Campt, Tina, Listening to images. (Durham : Duke University Press, 2017)

I found Tina Campt’s use of the term “vernacular photography” thematically apt. Though she never mentions it, the etymology of “vernacular” is linked to slavery. From the OED: “vernacular”, early 17th century: from Latin vernaculus ‘domestic, native’ (from verna ‘home-born slave’) + -ar.* Used in conjunction with photography, the act of being “arrested” or institutionally remembered (75) in an indexical image can be understood as a form of bondage that can only speak of its realities from below. (98) By comparing two sets of archives of historically dismissed photographs from moments during the black diaspora, that of early twentieth-century Cape Town prisoners and mid-century arrest of Freedom riders, Campt registered the quiet resistance of the black body in the quotidian practice of criminal cataloguing. She argues that the photographs, though silent, are not totally unfelt. This notion extends to its material presentation in an album which has become “an indisputably haptic repository of re/collection” (71). Harvey Young parallels this idea in his concept of “stillness” as the slave’s ironically “active performance of arrest”. (27) By being compelled to sit in front of the camera, Young contends that Delia becomes the embodiment of “‘specimen,’ and an idealized xenotype of the ‘other.’” (38)

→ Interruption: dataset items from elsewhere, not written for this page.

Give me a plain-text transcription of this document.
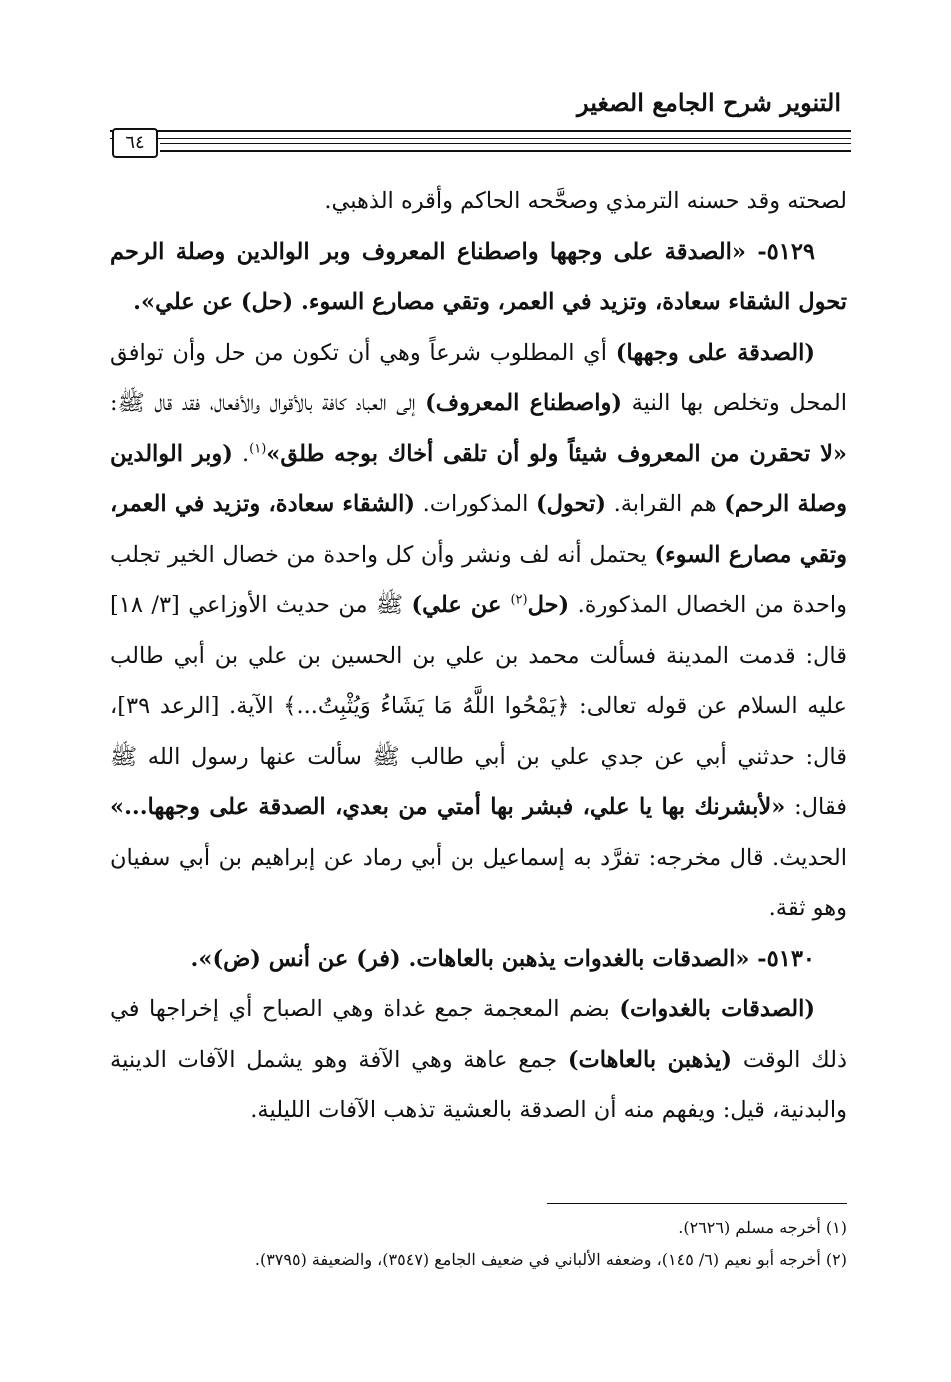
التنوير شرح الجامع الصغير
٦٤

لصحته وقد حسنه الترمذي وصحَّحه الحاكم وأقره الذهبي.

٥١٢٩- «الصدقة على وجهها واصطناع المعروف وبر الوالدين وصلة الرحم تحول الشقاء سعادة، وتزيد في العمر، وتقي مصارع السوء. (حل) عن علي».

(الصدقة على وجهها) أي المطلوب شرعاً وهي أن تكون من حل وأن توافق المحل وتخلص بها النية (واصطناع المعروف) إلى العباد كافة بالأقوال والأفعال، فقد قال ﷺ: «لا تحقرن من المعروف شيئاً ولو أن تلقى أخاك بوجه طلق»$^{(١)}$. (وبر الوالدين وصلة الرحم) هم القرابة. (تحول) المذكورات. (الشقاء سعادة، وتزيد في العمر، وتقي مصارع السوء) يحتمل أنه لف ونشر وأن كل واحدة من خصال الخير تجلب واحدة من الخصال المذكورة. (حل$^{(٢)}$ عن علي) ﷺ من حديث الأوزاعي [٣/ ١٨] قال: قدمت المدينة فسألت محمد بن علي بن الحسين بن علي بن أبي طالب عليه السلام عن قوله تعالى: ﴿يَمْحُوا اللَّهُ مَا يَشَاءُ وَيُثْبِتُ...﴾ الآية. [الرعد ٣٩]، قال: حدثني أبي عن جدي علي بن أبي طالب ﷺ سألت عنها رسول الله ﷺ فقال: «لأبشرنك بها يا علي، فبشر بها أمتي من بعدي، الصدقة على وجهها...» الحديث. قال مخرجه: تفرَّد به إسماعيل بن أبي رماد عن إبراهيم بن أبي سفيان وهو ثقة.

٥١٣٠- «الصدقات بالغدوات يذهبن بالعاهات. (فر) عن أنس (ض)».

(الصدقات بالغدوات) بضم المعجمة جمع غداة وهي الصباح أي إخراجها في ذلك الوقت (يذهبن بالعاهات) جمع عاهة وهي الآفة وهو يشمل الآفات الدينية والبدنية، قيل: ويفهم منه أن الصدقة بالعشية تذهب الآفات الليلية.

(١) أخرجه مسلم (٢٦٢٦).

(٢) أخرجه أبو نعيم (٦/ ١٤٥)، وضعفه الألباني في ضعيف الجامع (٣٥٤٧)، والضعيفة (٣٧٩٥).
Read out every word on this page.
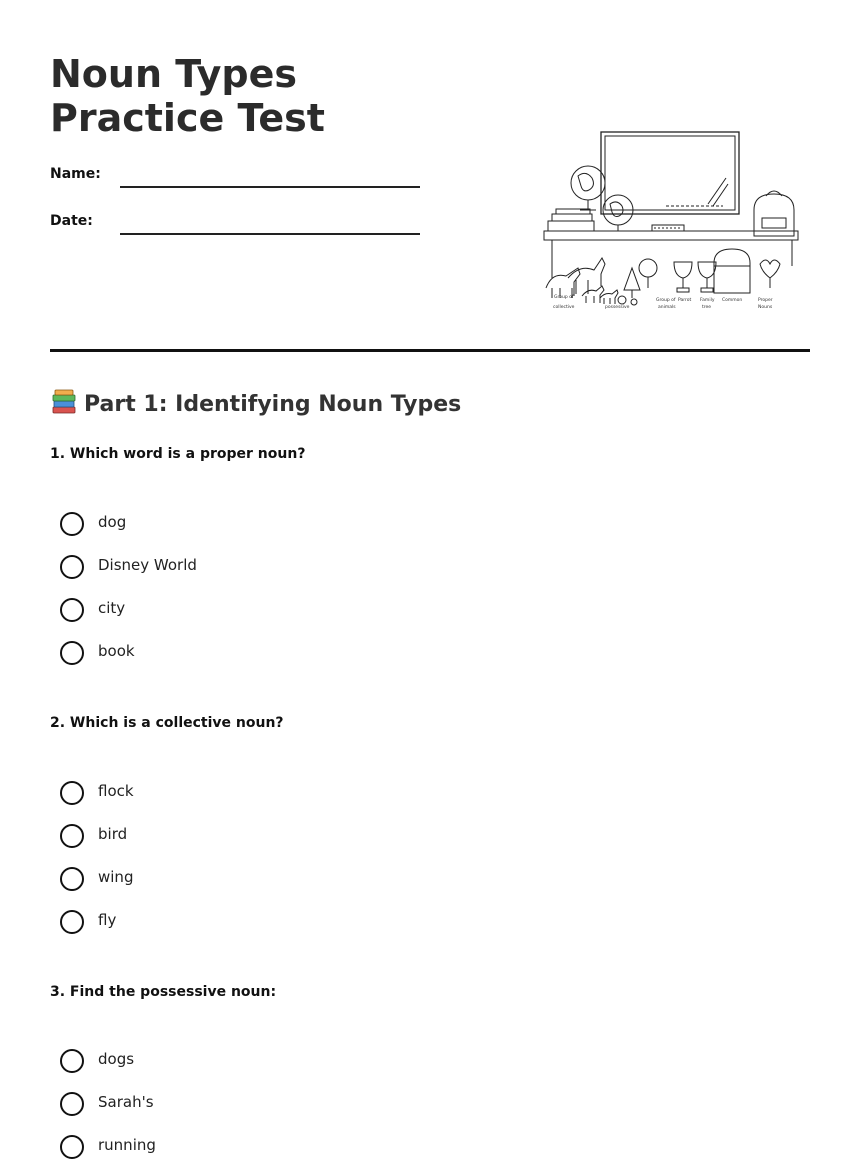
Noun Types Practice Test
Name:
Date:
Group of
collective	possessive
Group of
animals
Parrot Family
tree
Common	Proper
Nouns
Part 1: Identifying Noun Types
1. Which word is a proper noun?
dog
Disney World
city
book
2. Which is a collective noun?
flock
bird
wing
fly
3. Find the possessive noun:
dogs
Sarah's
running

This concept dovetails with Allan Sekula’s notion of the instrumental nature of the photograph as a “silence that silences” (6). The primacy put upon photographs by criminologists such as Alphonse Bertillon, who applied the anthropological technique of anthropometry to law enforcement, elevated its status as evidence for potential deviant behaviour. (6) However, an individual photograph cannot yield any conclusion other than a record of incarceration or blotter. To gain insight into the nature of the criminal body, Campt’s studies mention the use of “rigidly formatted, serial images” that grouped traits and identity “through their static systematization of physical attributes.” (75-84), which Sekula also touches upon in his study (13, 26-33).

The positivist obsession with visual cataloguing overtook the “textual” attributes of the person. (Sekula, 6). The purpose of the clerical codification of the criminal body is to mute the person’s guises and diminish his agency to speak his alibis (ibid.). It seemed like a theoretically sound system except that subtle acts of resistance and humanity hums through the lower frequencies within criminal identification and attendant haptic temporalities. (ibid.)

Alan Trachtenberg has previously dealt with what Sekula writes as photography’s capability for a “double system of representation” that can function “honorifically and repressively”. Sekula, though, was keen to point out that the downward proliferation of portrait photography was used to delimit the terrain of the other. (7) This idea was subverted by the Mexican photographer Lola Alvarez Bravo in her photographs of feminine figures and artist friends, who were “muted” by their subjugation to a paternal order. It was through her vernacular use of the photograph as a journalist [“keeping one or two for yourself”](Reina, 31) and the subtle showing of repression with mere shadow-work and “striking of a pose” that she was able to sing her irrepressible creative spirit.